A Trial Balloon to Ban Email?

Joseph Ashwood ashwood at msn.com
Mon May 12 17:09:55 PDT 2003


----- Original Message ----- 
From: "Paul Walker" <paul at black-sun.demon.co.uk>
Subject:  Re: A Trial Balloon to Ban Email?


> > I submit that if Joe Lunchbox is not spamming, he is unlikely to
> > need to change his habits regarding having his machine available
>
> Mostly unrelated to this, but something's just occurred to me. Probably
I'm
> being really stupid, but ... for the receiving MTA to know that the
problem
> has been processed properly, it would have to know the answer. How does it
> know what the answer should be?

That one's easy. Use a problem that is not in P but is in NP. To make it
clearer to most people, use a problem that can be verified cheaply, but that
can't be solved cheaply.
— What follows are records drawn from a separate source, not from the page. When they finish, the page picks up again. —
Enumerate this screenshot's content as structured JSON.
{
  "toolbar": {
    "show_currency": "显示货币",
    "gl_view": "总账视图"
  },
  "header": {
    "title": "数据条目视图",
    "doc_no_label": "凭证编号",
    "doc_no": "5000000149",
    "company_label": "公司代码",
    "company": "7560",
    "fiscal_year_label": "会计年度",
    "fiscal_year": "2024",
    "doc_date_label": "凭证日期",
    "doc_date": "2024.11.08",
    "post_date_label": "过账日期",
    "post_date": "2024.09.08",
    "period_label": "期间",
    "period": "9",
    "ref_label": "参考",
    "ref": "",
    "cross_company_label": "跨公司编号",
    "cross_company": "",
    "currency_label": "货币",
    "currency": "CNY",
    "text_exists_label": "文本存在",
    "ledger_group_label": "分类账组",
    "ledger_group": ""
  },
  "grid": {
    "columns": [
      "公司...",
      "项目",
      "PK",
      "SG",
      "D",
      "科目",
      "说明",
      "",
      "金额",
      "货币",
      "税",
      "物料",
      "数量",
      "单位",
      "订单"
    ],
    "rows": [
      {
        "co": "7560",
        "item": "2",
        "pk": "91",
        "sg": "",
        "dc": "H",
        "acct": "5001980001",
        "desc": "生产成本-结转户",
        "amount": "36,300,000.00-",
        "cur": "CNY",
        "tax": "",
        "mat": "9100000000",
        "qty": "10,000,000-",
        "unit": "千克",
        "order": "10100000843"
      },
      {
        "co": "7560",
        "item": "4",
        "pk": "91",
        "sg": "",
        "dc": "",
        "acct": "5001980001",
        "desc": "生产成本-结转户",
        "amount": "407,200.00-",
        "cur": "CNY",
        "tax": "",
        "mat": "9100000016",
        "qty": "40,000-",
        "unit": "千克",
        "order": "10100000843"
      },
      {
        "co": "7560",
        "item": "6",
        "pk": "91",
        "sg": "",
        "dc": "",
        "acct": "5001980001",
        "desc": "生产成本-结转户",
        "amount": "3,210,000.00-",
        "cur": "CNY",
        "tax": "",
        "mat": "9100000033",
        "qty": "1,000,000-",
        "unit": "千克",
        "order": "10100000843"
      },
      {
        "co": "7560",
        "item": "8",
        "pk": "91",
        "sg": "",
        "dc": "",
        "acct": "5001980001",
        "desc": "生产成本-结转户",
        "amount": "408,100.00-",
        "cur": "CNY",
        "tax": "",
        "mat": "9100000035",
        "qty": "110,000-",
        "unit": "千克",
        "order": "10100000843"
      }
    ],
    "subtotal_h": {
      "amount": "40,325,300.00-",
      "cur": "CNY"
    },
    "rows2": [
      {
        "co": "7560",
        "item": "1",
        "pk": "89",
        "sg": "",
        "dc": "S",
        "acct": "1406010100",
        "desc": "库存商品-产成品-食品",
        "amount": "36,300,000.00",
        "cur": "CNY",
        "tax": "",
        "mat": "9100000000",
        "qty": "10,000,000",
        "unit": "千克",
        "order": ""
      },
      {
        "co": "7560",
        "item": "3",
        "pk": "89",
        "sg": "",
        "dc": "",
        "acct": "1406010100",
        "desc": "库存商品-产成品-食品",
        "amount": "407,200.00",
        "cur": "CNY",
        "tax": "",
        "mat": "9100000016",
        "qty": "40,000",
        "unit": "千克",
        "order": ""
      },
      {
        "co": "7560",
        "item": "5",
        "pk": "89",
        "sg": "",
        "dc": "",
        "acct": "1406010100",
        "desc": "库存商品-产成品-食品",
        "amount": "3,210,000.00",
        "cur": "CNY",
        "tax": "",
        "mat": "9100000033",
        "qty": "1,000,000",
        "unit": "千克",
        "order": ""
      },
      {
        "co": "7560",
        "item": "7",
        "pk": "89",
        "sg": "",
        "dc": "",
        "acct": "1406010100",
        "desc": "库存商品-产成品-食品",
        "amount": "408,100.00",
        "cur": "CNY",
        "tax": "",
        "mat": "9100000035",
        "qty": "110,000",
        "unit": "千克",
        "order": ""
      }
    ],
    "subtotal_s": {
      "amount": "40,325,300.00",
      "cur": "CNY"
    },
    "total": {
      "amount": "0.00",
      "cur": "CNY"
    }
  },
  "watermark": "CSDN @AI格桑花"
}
Since it's only everyone's computer Minesweeper is
an example of such a problem. Once a solution has been found it is easy
enough to verify that it is correct (all bombs marked, all non-bomb places
revealed), but it can be prohibitively expensive to compute a large grid.
Other common examples include jigsaw puzzles, digits of pi, etc. More
functional puzzles for this purpose are NP-complete problems; e.g. traveling
salesman, Hamiltonian cycle, SAT, etc. Right now another couple of good
examples would be discrete logarithm, and integer factoring. In all these
cases verifying the solution is cheap (generally travelling the path in the
NP-complete problems, or computing the values in the DL and IF). Verifying
that the puzzle is valid is only slightly more difficult, but retaining an
active list of problems would solve the issue (but open up the possibility
of DOS attacks). Basically it's a fairly easily solved problem.